Sermons

Summary: Gold, frankincense, and myrrh. But myrrh is not the final gift. The final gift is the one that God has given to us: the death, the sacrifice, the resurrection of Christ and our death, our resurrection into new life … eternal life with Him … a joy past all telling.

At last … after traveling a thousand miles and enduring countless hardships and obstacles … the caravan reached the gates of Jerusalem. The city began to buzz as the news of their arrival spread … eventually reaching the courts and ears of King Herod.

A caravan of magi had travelled all the way from Persia to Jerusalem. Why? This was not a common occurrence or something you saw every day. What could this unexpected arrival of respected scientists, astrologers, philosophers, doctors, and legal authorities be doing here? “Perhaps,” Herod prays, “they’re just passing through.” And so he orders preparations to begin to receive them.
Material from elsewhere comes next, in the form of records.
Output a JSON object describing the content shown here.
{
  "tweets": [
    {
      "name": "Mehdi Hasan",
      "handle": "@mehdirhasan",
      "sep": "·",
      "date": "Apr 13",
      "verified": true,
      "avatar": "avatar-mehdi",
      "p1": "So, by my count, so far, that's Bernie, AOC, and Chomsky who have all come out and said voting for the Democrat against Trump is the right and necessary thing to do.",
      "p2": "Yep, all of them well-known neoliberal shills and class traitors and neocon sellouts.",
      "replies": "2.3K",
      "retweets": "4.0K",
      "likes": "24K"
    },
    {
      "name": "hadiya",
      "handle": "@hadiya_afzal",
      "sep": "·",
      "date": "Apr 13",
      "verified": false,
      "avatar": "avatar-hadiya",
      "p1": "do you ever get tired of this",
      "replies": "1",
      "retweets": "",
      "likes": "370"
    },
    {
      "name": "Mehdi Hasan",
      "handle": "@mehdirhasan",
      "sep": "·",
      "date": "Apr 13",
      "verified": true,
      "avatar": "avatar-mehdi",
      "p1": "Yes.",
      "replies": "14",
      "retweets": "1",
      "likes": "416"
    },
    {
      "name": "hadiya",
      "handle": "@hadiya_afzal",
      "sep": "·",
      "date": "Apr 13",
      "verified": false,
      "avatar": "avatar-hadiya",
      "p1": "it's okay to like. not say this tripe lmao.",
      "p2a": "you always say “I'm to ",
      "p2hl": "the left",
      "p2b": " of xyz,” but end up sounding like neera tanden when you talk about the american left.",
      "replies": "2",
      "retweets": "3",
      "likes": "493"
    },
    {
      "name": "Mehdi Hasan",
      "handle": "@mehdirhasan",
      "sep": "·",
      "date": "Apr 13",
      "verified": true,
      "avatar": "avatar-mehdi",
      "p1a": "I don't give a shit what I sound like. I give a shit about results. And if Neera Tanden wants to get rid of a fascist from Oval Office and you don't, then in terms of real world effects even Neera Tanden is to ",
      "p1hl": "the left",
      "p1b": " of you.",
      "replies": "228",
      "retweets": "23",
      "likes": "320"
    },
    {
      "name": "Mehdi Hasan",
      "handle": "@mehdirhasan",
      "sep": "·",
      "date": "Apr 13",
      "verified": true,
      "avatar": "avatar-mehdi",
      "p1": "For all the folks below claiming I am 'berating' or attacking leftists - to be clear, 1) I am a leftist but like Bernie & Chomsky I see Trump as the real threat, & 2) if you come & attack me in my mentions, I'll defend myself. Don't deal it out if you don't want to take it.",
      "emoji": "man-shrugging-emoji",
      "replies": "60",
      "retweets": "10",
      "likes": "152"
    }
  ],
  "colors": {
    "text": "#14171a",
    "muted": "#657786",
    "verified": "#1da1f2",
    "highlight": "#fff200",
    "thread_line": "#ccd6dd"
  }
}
The Magi are equally confused. Everyone they asked about the new Jewish king not only looked blank but turned white as a sheet and ran off in terror. And so, the Magi head to Herod’s palace for answers and Herod anxiously invited them to his palace so he can get some answers too.

After a lavish meal, the usual exchange of platitudes, some hospitable entertainment, Herod and the Magi retire to more private accommodations so that they can get down to the business at hand: “Where is the one who has been born the king of the Jews? We saw his star in the east and have come to worship him” (v. 2).

Their question is a stab into Herod’s already paranoid heart. He had already killed his wife, Marianne, two of his sons, his brother-in-law, his mother-in-law, and Marianne’s aged grandfather to protect his throne. And now these Magi are telling him that the reason that they are here is to honor some Jewish king that he had never heard of and knows nothing about! These men … these scholars … these Persian king-makers … have traveled a thousand miles led by a star right to his city. Not good! Not good at all! In fact, dreadful … disastrous!

The Magi are more than perplexed by Herod’s response. Not only was he surprised by the news but he seemed to be having a stroke at hearing what they thought was good news. In fact, the whole exchange seemed odd to the Magi. They had seen the signs in the Heaven portending the arrival of this king. A supernatural light had led them to this exact spot … and yet Herod and his religious scholars didn’t seem to know anything about it. Truth be told, these Jewish religious scholars didn’t need any signs. Their God had told them Himself that a great king would one day be born to rule over them and exactly where he would be born. In fact, when Herod called together his “wise” men and religious scholars to demand what they knew about all this, they didn’t have to look it up or debate it or pick through their collective memory. To a man they explained to Herod what the Prophet Micah had predicted … what the Jewish wisemen and religious scholars had known for over 700 years. They even quoted him the prophesy: “But you, Bethlehem, in the land of Judah, are by no means least among the rulers of Judah; for out of you will come a ruler who will be the shepherd of my people Israel” (Micah 5:2).

Hey, it’s one thing to literally get poisoned or stabbed in the back by family but to get overthrown by some complete unknown somebody somewhere out there was an even greater threat. Where do you start? Where do you look? Jerusalem? Bethlehem? Galilee? It would be like trying to find the proverbial needle in a haystack.

Already somewhat disturbed by their earlier encounter with Herod, the Magi are understandably a lot more cautious and more than a little concerned when Herod calls them back for a second meeting. “Say, ah,” Herod begins, this time maintaining his composure. “Ah … can you tell me a little bit more about this star and the reason for your visit?” So, they go over the signs and the details of their journey again.

“Well, well,” Herod fumbles. ‘Yes … this is certainly ‘good’ news … good news indeed. Yes … we know all about Micah’s prophecy. We’ve been expecting the arrival of this ‘king’ from the House of David for a long time … well, for centuries, actually. If it’s all right with you fellows, ah … we’d love to join with you in welcoming this ‘King of the Jews” … where did you say this star stopped?”

None of this makes sense to the Magi. The King of the Jews comes and no one … not even the current reigning King of the Jews and his best religious scholars, astrologers, or scientists … seems to know anything about the heavenly proclamation of this long-anticipated birth. “Bethlehem is only six miles away,” they wonder, “but everyone we talk to seems to be in the dark. We had to ride a thousand miles to see this king and they don’t even know where he is. Herod has to ask us to find him for them. Something just ain’t right. Why didn’t they come with us to experience this amazing moment for themselves?”